Search code examples
pythonnumpycumulative-frequency

Fast counts of elements of numpy array by value thresholds in another array


Given a numpy array of threshold values, what is the most efficient way to produce an array of the counts of another array meeting these values?

Assume the threshold value array is small and sorted, and the array of values to be counted is large-ish and unsorted.

Example: for each element of valueLevels, count the elements of values greater than or equal to it:

import numpy as np

n = int(1e5) # size of example

# example levels: the sequence 0, 1., 2.5, 5., 7.5, 10, 5, ... 50000, 75000
valueLevels =  np.concatenate(
                   [np.array([0.]), 
                    np.concatenate([ [ x*10**y for x in [1., 2.5, 5., 7.5] ] 
                                   for y in range(5) ] ) 
                    ]
                )

np.random.seed(123)
values = np.random.uniform(low=0, high=1e5, size=n)
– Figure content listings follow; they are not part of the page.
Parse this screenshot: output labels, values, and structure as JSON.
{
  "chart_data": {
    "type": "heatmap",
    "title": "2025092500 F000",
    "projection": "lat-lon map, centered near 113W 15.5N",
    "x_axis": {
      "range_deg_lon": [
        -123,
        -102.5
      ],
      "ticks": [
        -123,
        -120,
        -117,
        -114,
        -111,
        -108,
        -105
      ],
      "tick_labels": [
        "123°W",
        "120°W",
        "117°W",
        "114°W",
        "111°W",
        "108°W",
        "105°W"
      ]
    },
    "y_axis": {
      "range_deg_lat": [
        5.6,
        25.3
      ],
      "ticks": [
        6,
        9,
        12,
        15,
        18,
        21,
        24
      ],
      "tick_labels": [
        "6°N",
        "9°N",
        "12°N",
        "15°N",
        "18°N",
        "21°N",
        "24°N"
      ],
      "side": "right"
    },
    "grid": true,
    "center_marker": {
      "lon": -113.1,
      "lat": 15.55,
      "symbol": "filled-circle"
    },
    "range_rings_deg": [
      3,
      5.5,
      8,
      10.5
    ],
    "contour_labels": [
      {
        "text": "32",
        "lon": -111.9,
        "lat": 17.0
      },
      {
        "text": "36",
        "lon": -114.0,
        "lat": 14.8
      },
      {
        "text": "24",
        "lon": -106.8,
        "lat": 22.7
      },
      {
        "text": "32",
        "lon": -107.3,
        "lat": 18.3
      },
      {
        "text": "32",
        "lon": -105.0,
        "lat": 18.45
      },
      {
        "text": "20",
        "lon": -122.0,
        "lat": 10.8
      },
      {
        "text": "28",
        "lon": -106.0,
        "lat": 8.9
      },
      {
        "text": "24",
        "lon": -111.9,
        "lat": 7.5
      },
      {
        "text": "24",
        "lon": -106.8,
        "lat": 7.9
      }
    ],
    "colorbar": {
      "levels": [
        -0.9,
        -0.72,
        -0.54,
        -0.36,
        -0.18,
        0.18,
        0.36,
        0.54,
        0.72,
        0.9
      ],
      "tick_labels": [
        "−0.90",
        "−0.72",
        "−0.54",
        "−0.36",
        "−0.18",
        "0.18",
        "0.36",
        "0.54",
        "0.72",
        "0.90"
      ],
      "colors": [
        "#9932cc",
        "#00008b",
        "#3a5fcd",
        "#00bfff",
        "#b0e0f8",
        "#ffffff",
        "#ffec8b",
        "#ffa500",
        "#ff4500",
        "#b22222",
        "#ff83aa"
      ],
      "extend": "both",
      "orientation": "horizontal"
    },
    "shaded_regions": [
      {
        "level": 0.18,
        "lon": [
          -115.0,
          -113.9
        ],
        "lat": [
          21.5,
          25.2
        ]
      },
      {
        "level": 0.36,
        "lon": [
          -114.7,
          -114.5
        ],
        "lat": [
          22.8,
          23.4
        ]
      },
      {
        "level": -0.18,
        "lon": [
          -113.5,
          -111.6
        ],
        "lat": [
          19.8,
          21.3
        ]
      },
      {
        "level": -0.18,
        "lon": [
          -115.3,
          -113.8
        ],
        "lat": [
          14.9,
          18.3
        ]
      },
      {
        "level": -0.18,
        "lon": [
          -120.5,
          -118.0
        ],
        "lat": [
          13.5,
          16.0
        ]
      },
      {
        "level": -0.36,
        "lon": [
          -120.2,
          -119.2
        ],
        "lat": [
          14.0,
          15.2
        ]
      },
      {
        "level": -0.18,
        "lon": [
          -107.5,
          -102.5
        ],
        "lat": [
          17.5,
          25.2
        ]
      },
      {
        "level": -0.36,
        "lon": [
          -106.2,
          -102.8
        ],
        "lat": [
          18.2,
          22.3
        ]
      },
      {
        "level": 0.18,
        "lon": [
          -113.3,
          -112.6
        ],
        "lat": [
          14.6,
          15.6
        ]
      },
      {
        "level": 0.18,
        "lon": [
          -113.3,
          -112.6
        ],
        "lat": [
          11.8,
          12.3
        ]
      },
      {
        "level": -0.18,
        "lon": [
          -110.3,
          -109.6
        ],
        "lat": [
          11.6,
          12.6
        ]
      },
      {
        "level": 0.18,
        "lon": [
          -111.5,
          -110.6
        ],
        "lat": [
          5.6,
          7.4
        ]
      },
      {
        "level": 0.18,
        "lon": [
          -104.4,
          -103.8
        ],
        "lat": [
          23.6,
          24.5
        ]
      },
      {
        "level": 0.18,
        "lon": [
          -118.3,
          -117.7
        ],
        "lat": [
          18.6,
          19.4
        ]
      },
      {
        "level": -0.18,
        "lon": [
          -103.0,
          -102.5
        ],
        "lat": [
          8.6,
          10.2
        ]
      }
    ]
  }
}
So far I have tried the list comprehension approach.

  • np.array([sum(values>=x) for x in valueLevels])was unacceptably slow
  • np.array([len(values[values>=x]) for x in valueLevels]) was an improvement
  • sorting values did speed up the comprehension (in the example, from ~7 to 0.5 ms), but the cost of sort (~8 ms) exceeded the savings for one-time use

The best I have right now is a comprehension of this approach:

%%timeit 
np.array([np.count_nonzero(values>=x) for x in valueLevels])
# 1000 loops, best of 3: 1.26 ms per loop

which is acceptable for my purposes, but out of curiosity,

What I would like to know is

  • If list comprehension is the way to go, can it be sped up? Or,
  • Are other approaches faster? (I have a vague sense that this could be done by broadcasting the values array over the thresholds array, but I can't figure out how to get the dimensions right for np.broadcast_arrays().

Solution

  • The fastest I have so far is

    %timeit count_nonzero(values >= atleast_2d(valueLevels).T, axis=1)
    # 1000 loops, best of 3: 860 µs per loop
    

    sum is slower:

    %timeit sum(values >= atleast_2d(valueLevels).T, axis=1)
    # 100 loops, best of 3: 2.5 ms per loop
    

    @Divakar's version is even slower:

    %timeit count_nonzero(values[:, None] >= valueLevels, axis=1)
    # 100 loops, best of 3: 3.86 ms per loop
    

    However, I would probably still use your list comprehension, which is not much slower and does not create a big 2D boolean array as an intermediate step:

    %timeit np.array([np.count_nonzero(values>=x) for x in valueLevels])
    # 1000 loops, best of 3: 987 µs per loop